Legendary French actress Jeanne Moreau has died at the age of 89.
Moreau was perhaps best known for her role in the 1962 French New Wave classic Jules et Jim, in which she played the lone woman in a tragic love triangle.
She made her first film appearance in 1950 and her final film appearance came 62 years later in 2012. Her other career highlights included 1960’s Seven Days… Seven Nights, for which she won Best Actress at the Cannes Film Festival, and 1965’s Viva Maria!, for which she won a BAFTA. She also made several films with revered director Orson Welles, who once called Moreau “the greatest actress in the world”.
She won the top prize in French film acting, the César Award for Best Actress, for her performance in 1992’s The Old Lady Who Walked In The Sea. Four years later, she was awarded a BAFTA Fellowship for her lifetime’s body of work.
We're saddened to learn that Jeanne Moreau has passed away.

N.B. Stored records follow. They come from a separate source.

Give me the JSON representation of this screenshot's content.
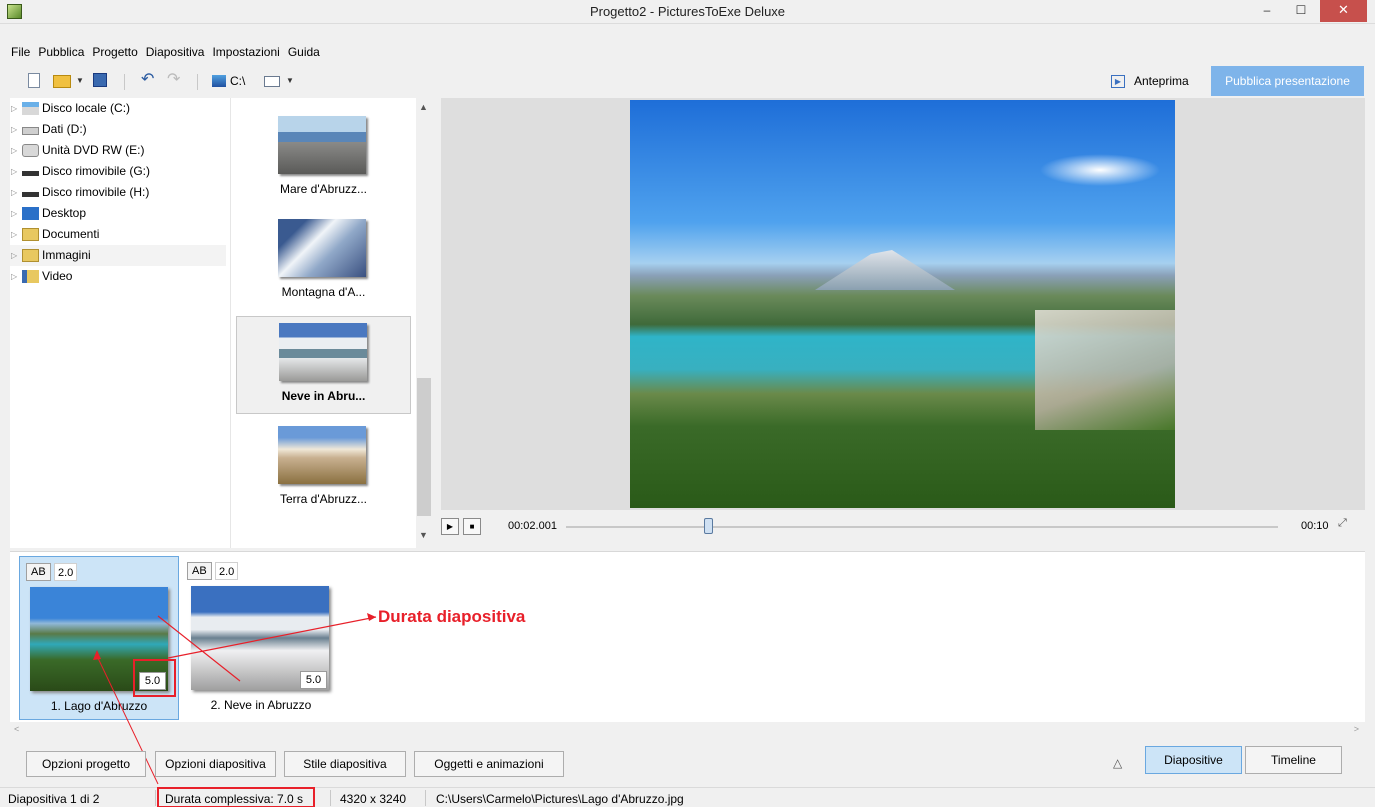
{
  "window": {
    "title": "Progetto2 - PicturesToExe Deluxe",
    "minimize": "–",
    "maximize": "☐",
    "close": "✕"
  },
  "menu": [
    "File",
    "Pubblica",
    "Progetto",
    "Diapositiva",
    "Impostazioni",
    "Guida"
  ],
  "toolbar": {
    "drive_label": "C:\\",
    "preview_label": "Anteprima",
    "publish_label": "Pubblica presentazione"
  },
  "tree": [
    {
      "label": "Disco locale (C:)",
      "icon": "local-disk-icon"
    },
    {
      "label": "Dati (D:)",
      "icon": "hard-drive-icon"
    },
    {
      "label": "Unità DVD RW (E:)",
      "icon": "dvd-drive-icon"
    },
    {
      "label": "Disco rimovibile (G:)",
      "icon": "removable-disk-icon"
    },
    {
      "label": "Disco rimovibile (H:)",
      "icon": "removable-disk-icon"
    },
    {
      "label": "Desktop",
      "icon": "desktop-icon"
    },
    {
      "label": "Documenti",
      "icon": "documents-folder-icon"
    },
    {
      "label": "Immagini",
      "icon": "pictures-folder-icon",
      "selected": true
    },
    {
      "label": "Video",
      "icon": "video-folder-icon"
    }
  ],
  "file_thumbs": [
    {
      "caption": "Mare d'Abruzz..."
    },
    {
      "caption": "Montagna d'A..."
    },
    {
      "caption": "Neve in Abru...",
      "selected": true
    },
    {
      "caption": "Terra d'Abruzz..."
    }
  ],
  "playback": {
    "current_time": "00:02.001",
    "end_time": "00:10",
    "progress": 0.2
  },
  "slides": [
    {
      "transition": "AB",
      "transition_duration": "2.0",
      "duration": "5.0",
      "caption": "1. Lago d'Abruzzo",
      "selected": true
    },
    {
      "transition": "AB",
      "transition_duration": "2.0",
      "duration": "5.0",
      "caption": "2. Neve in Abruzzo"
    }
  ],
  "annotation": {
    "label": "Durata diapositiva",
    "color": "#e8202a"
  },
  "buttons": {
    "project_options": "Opzioni progetto",
    "slide_options": "Opzioni diapositiva",
    "slide_style": "Stile diapositiva",
    "objects": "Oggetti e animazioni",
    "tab_slides": "Diapositive",
    "tab_timeline": "Timeline"
  },
  "status": {
    "slide_index": "Diapositiva 1 di 2",
    "total_duration": "Durata complessiva: 7.0 s",
    "resolution": "4320 x 3240",
    "path": "C:\\Users\\Carmelo\\Pictures\\Lago d'Abruzzo.jpg"
  },
  "colors": {
    "accent": "#7eb4ea",
    "selection": "#cce4f7",
    "annotation": "#e8202a"
  }
}
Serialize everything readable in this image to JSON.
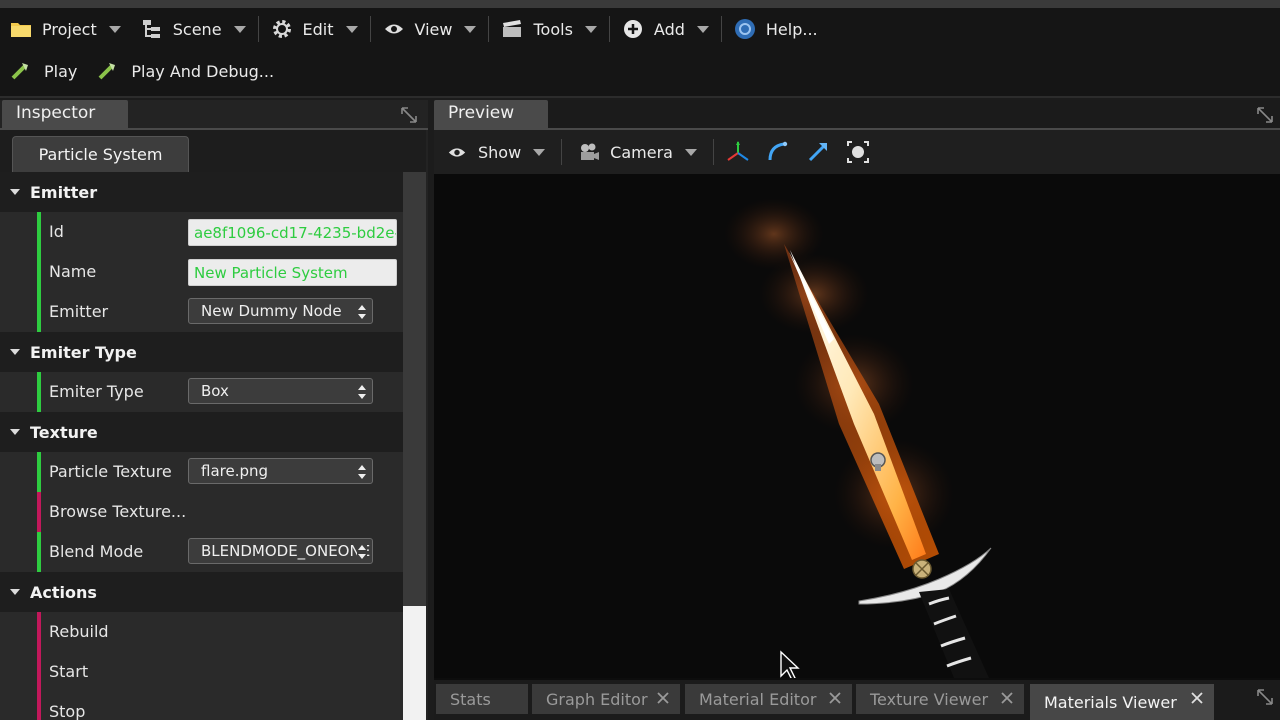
{
  "toolbar": {
    "menus": [
      {
        "label": "Project",
        "icon": "folder-icon"
      },
      {
        "label": "Scene",
        "icon": "hierarchy-icon"
      },
      {
        "label": "Edit",
        "icon": "gear-icon"
      },
      {
        "label": "View",
        "icon": "eye-icon"
      },
      {
        "label": "Tools",
        "icon": "clapper-icon"
      },
      {
        "label": "Add",
        "icon": "plus-circle-icon"
      },
      {
        "label": "Help...",
        "icon": "help-icon"
      }
    ],
    "play_label": "Play",
    "play_debug_label": "Play And Debug..."
  },
  "inspector": {
    "title": "Inspector",
    "tab": "Particle System",
    "sections": {
      "emitter": {
        "title": "Emitter",
        "id_label": "Id",
        "id_value": "ae8f1096-cd17-4235-bd2e-",
        "name_label": "Name",
        "name_value": "New Particle System",
        "emitter_label": "Emitter",
        "emitter_value": "New Dummy Node"
      },
      "emitter_type": {
        "title": "Emiter Type",
        "type_label": "Emiter Type",
        "type_value": "Box"
      },
      "texture": {
        "title": "Texture",
        "particle_texture_label": "Particle Texture",
        "particle_texture_value": "flare.png",
        "browse_label": "Browse Texture...",
        "blend_mode_label": "Blend Mode",
        "blend_mode_value": "BLENDMODE_ONEONE"
      },
      "actions": {
        "title": "Actions",
        "rebuild_label": "Rebuild",
        "start_label": "Start",
        "stop_label": "Stop"
      }
    }
  },
  "preview": {
    "title": "Preview",
    "show_label": "Show",
    "camera_label": "Camera"
  },
  "bottom_tabs": [
    {
      "label": "Stats",
      "active": false
    },
    {
      "label": "Graph Editor",
      "active": false
    },
    {
      "label": "Material Editor",
      "active": false
    },
    {
      "label": "Texture Viewer",
      "active": false
    },
    {
      "label": "Materials Viewer",
      "active": true
    }
  ],
  "colors": {
    "accent_green": "#2ecc40",
    "accent_red": "#c2185b"
  }
}
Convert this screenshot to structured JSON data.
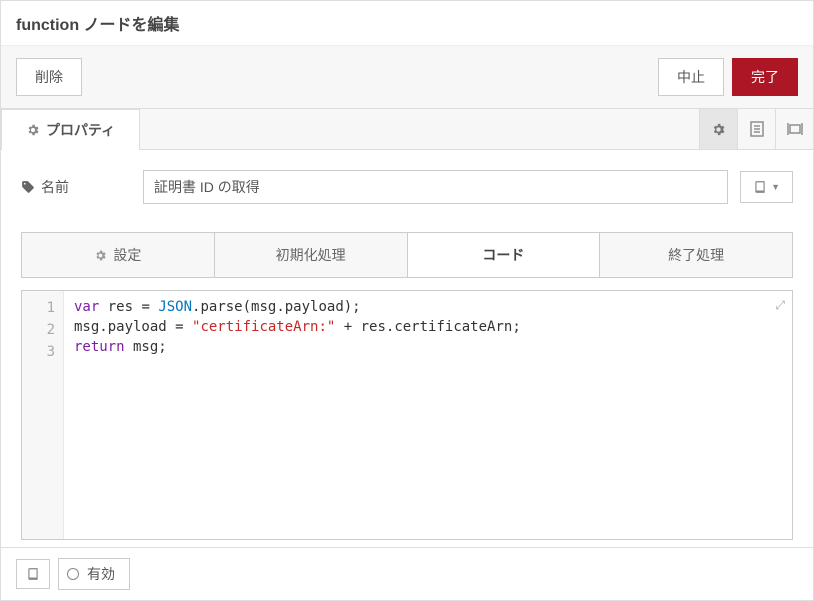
{
  "header": {
    "title": "function ノードを編集"
  },
  "actions": {
    "delete": "削除",
    "cancel": "中止",
    "done": "完了"
  },
  "mainTab": {
    "label": "プロパティ"
  },
  "form": {
    "name_label": "名前",
    "name_value": "証明書 ID の取得"
  },
  "codeTabs": {
    "setup": "設定",
    "init": "初期化処理",
    "code": "コード",
    "close": "終了処理"
  },
  "code": {
    "lines": [
      "1",
      "2",
      "3"
    ],
    "l1_kw1": "var",
    "l1_var": " res ",
    "l1_op": "= ",
    "l1_t1": "JSON",
    "l1_t2": ".parse(msg.payload);",
    "l2_t1": "msg.payload = ",
    "l2_str": "\"certificateArn:\"",
    "l2_t2": " + res.certificateArn;",
    "l3_kw": "return",
    "l3_t": " msg;"
  },
  "footer": {
    "enabled_label": "有効"
  }
}
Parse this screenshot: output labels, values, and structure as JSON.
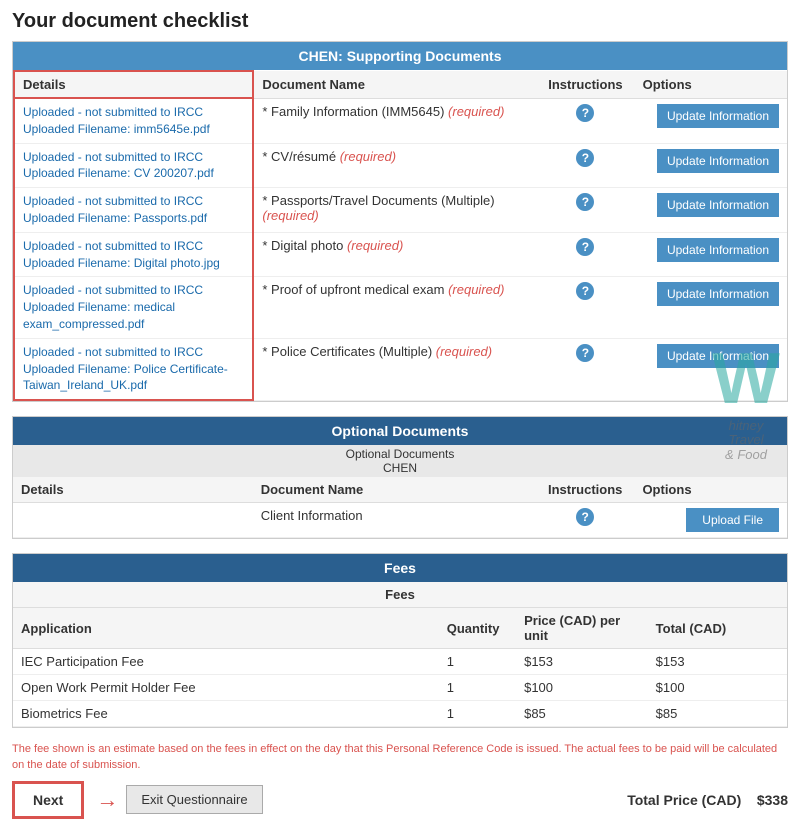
{
  "page": {
    "title": "Your document checklist"
  },
  "supporting_section": {
    "header": "CHEN: Supporting Documents",
    "columns": {
      "details": "Details",
      "document_name": "Document Name",
      "instructions": "Instructions",
      "options": "Options"
    },
    "rows": [
      {
        "details_line1": "Uploaded - not submitted to IRCC",
        "details_line2": "Uploaded Filename:  imm5645e.pdf",
        "doc_name": "* Family Information (IMM5645)",
        "required_label": "(required)",
        "btn_label": "Update Information"
      },
      {
        "details_line1": "Uploaded - not submitted to IRCC",
        "details_line2": "Uploaded Filename:  CV 200207.pdf",
        "doc_name": "* CV/résumé",
        "required_label": "(required)",
        "btn_label": "Update Information"
      },
      {
        "details_line1": "Uploaded - not submitted to IRCC",
        "details_line2": "Uploaded Filename:  Passports.pdf",
        "doc_name": "* Passports/Travel Documents (Multiple)",
        "required_label": "(required)",
        "btn_label": "Update Information"
      },
      {
        "details_line1": "Uploaded - not submitted to IRCC",
        "details_line2": "Uploaded Filename:  Digital photo.jpg",
        "doc_name": "* Digital photo",
        "required_label": "(required)",
        "btn_label": "Update Information"
      },
      {
        "details_line1": "Uploaded - not submitted to IRCC",
        "details_line2": "Uploaded Filename:  medical exam_compressed.pdf",
        "doc_name": "* Proof of upfront medical exam",
        "required_label": "(required)",
        "btn_label": "Update Information"
      },
      {
        "details_line1": "Uploaded - not submitted to IRCC",
        "details_line2": "Uploaded Filename:  Police Certificate-Taiwan_Ireland_UK.pdf",
        "doc_name": "* Police Certificates (Multiple)",
        "required_label": "(required)",
        "btn_label": "Update Information"
      }
    ]
  },
  "optional_section": {
    "header": "Optional Documents",
    "subheader_line1": "Optional Documents",
    "subheader_line2": "CHEN",
    "columns": {
      "details": "Details",
      "document_name": "Document Name",
      "instructions": "Instructions",
      "options": "Options"
    },
    "rows": [
      {
        "details": "",
        "doc_name": "Client Information",
        "btn_label": "Upload File"
      }
    ]
  },
  "fees_section": {
    "header": "Fees",
    "subheader": "Fees",
    "columns": {
      "application": "Application",
      "quantity": "Quantity",
      "price": "Price (CAD) per unit",
      "total": "Total (CAD)"
    },
    "rows": [
      {
        "application": "IEC Participation Fee",
        "quantity": "1",
        "price": "$153",
        "total": "$153"
      },
      {
        "application": "Open Work Permit Holder Fee",
        "quantity": "1",
        "price": "$100",
        "total": "$100"
      },
      {
        "application": "Biometrics Fee",
        "quantity": "1",
        "price": "$85",
        "total": "$85"
      }
    ],
    "total_label": "Total Price (CAD)",
    "total_value": "$338"
  },
  "footer": {
    "note": "The fee shown is an estimate based on the fees in effect on the day that this Personal Reference Code is issued. The actual fees to be paid will be calculated on the date of submission.",
    "next_btn": "Next",
    "exit_btn": "Exit Questionnaire"
  }
}
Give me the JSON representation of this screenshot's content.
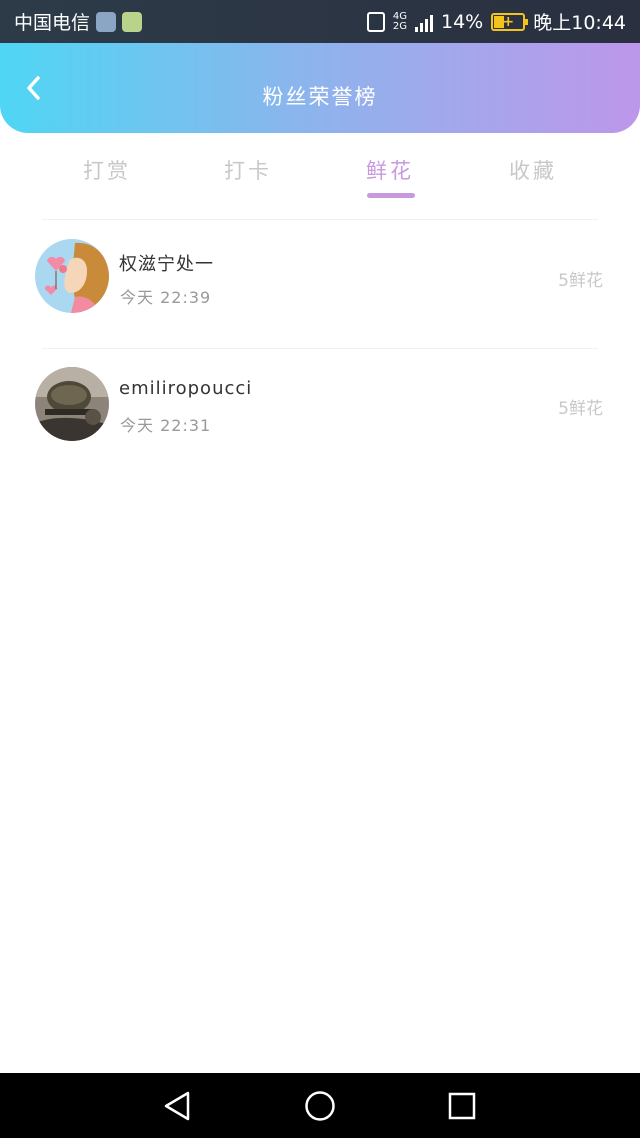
{
  "status_bar": {
    "carrier": "中国电信",
    "network_top": "4G",
    "network_bottom": "2G",
    "battery_percent": "14%",
    "time": "晚上10:44"
  },
  "header": {
    "title": "粉丝荣誉榜",
    "back_icon": "chevron-left-icon"
  },
  "tabs": [
    {
      "label": "打赏"
    },
    {
      "label": "打卡"
    },
    {
      "label": "鲜花"
    },
    {
      "label": "收藏"
    }
  ],
  "active_tab": 2,
  "list": [
    {
      "name": "权滋宁处一",
      "time": "今天 22:39",
      "amount": "5鲜花",
      "avatar": "cartoon-girl-avatar"
    },
    {
      "name": "emiliropoucci",
      "time": "今天 22:31",
      "amount": "5鲜花",
      "avatar": "soldier-photo-avatar"
    }
  ],
  "navbar": {
    "back_icon": "triangle-back-icon",
    "home_icon": "circle-home-icon",
    "recents_icon": "square-recents-icon"
  },
  "colors": {
    "gradient_start": "#4fd6f4",
    "gradient_end": "#bd97ea",
    "accent": "#c79ae0"
  }
}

Moreau received a BAFTA Fellowship in 1996 honouring her remarkable career pic.twitter.com/QtxDHGtXen
— BAFTA (@BAFTA) July 31, 2017
An accomplished singer, Moreau also released several albums and once performed on stage with Frank Sinatra at New York City’s Carnegie Hall.
She died at her home in Paris, the BBC reports. The cause of death has yet to be confirmed.
Paying tribute to Moreau today, French President Emmanuel Macron said the actress had “embodied cinema”, hailing her as a “free spirit” who “always rebelled against the established order”.